Take your main character and put them in the climax of another book, or vice versa. How would they have handled the situation?
Also very fun, and useful for getting back into your MC's shoes, if this was your problem. Alternatively, take a main character from a book that's not yours and put them into the climax of another book that's not yours. Oh, and if anyone puts Bella Swan in the arena (The Hunger Games), please please pretty please send it to me. I'm dying to see how that would play out.

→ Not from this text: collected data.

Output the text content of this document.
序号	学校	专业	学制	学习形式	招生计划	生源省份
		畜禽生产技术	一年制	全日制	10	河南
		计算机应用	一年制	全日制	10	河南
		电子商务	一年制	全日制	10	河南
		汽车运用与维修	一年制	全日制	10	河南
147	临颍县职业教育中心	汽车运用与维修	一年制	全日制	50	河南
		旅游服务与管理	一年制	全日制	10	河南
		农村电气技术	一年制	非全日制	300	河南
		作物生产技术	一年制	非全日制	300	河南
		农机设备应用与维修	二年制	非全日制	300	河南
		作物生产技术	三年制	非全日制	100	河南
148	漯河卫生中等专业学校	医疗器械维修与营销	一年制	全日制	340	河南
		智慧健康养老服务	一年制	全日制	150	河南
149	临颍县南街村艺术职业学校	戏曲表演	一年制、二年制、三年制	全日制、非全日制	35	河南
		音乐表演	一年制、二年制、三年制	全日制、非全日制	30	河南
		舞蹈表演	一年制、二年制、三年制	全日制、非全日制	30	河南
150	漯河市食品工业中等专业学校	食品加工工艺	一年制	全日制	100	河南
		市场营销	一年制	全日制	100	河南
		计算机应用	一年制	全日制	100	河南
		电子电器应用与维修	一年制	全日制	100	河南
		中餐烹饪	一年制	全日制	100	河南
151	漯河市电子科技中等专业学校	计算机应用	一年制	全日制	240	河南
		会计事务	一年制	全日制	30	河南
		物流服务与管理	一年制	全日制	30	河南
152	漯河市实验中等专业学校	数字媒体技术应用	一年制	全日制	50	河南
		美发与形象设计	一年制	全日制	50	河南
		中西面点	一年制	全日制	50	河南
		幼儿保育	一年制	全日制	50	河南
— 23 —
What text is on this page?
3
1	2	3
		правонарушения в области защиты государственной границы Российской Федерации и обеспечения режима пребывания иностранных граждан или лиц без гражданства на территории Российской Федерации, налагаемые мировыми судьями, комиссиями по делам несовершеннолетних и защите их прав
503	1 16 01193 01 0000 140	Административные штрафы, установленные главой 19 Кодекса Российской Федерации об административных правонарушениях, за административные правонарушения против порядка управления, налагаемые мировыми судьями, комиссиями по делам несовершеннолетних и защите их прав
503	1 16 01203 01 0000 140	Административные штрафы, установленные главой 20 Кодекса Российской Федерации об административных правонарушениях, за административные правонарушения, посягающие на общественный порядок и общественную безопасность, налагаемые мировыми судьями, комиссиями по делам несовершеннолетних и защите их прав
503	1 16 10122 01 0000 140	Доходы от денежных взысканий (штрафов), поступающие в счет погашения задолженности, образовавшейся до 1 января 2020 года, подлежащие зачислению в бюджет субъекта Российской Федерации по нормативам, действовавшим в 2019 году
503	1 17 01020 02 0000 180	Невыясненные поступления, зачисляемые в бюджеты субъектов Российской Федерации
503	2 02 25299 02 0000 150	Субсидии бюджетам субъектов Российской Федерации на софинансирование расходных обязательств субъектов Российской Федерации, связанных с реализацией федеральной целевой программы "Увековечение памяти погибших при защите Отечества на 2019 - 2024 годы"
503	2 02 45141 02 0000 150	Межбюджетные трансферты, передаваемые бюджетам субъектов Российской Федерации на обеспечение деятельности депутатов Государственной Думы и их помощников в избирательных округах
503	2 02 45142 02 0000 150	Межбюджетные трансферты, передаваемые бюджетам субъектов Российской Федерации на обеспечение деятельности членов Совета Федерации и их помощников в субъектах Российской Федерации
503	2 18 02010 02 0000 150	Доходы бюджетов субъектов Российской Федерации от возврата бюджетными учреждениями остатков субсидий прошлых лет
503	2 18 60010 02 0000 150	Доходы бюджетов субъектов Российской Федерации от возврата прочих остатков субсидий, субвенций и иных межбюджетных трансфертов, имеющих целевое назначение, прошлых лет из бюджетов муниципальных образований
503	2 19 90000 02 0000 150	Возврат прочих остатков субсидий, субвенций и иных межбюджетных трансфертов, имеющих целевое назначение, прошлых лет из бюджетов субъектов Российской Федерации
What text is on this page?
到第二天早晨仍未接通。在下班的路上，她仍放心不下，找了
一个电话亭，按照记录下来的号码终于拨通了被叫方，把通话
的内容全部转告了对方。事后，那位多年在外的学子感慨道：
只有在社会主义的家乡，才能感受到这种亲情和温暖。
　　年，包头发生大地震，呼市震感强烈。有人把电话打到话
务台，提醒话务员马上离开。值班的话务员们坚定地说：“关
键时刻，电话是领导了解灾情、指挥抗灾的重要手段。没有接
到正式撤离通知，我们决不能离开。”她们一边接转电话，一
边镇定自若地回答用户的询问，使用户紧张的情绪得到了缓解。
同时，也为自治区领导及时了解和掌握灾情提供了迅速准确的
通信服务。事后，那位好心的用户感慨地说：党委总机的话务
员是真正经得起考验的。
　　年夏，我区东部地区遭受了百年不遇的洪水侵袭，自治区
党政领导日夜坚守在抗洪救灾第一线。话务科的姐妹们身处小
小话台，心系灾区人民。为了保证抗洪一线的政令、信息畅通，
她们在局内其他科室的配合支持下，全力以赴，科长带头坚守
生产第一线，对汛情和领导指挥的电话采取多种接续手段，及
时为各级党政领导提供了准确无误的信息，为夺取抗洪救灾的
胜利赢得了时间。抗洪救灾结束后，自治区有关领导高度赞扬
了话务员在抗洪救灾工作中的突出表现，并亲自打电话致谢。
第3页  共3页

"The girl in blue sat in the furthest corner of the coffee shop, grazing on chocolate covered pretzels. She was scribbling madly on a tablet, and every time the bell above the door rang, announcing the entrance of another customer, she almost jumped right out of her chair."
Continue this, either from the girl's POV (in third person) or the POV of the person who is watching her (first or third). Try to answer some of the questions the beginning poses (Who is she? What is she doing on the tablet? Why is she so jumpy?) whilst also posing a few more of your own. There are real possibilities with this, because we know almost nothing about the girl. Take it in whatever direction you want, and keep going until you feel like stopping. Or turn it into a novella- or even novel-length piece. Be creative.

A shaft of light shines down on you, illuminating your bluish toes and a small space of damp stone floor. A few dust mites hover in the air in front of your nose, and you sneeze. The echo of the sound tells you the room can't be more than ten feet in any direction. You're cold, wet, hungry. Your head hurts like nobody's business. There's a thick stench in the air, like stale smoke and urine. Worst of all, you can't remember a single thing. Write from here.
This could be continued in any person, but I think first would be most effective. If you're planning on reading this aloud, though, second holds major possibilities.


That's all for now, but I'll try to make this a reasonable regular occurrence. It really depends on the response I get. So, if you've enjoyed, please let me know, and feel free to share your work in the comments. I'd love to see what you came up with! Until Friday, my lovelies.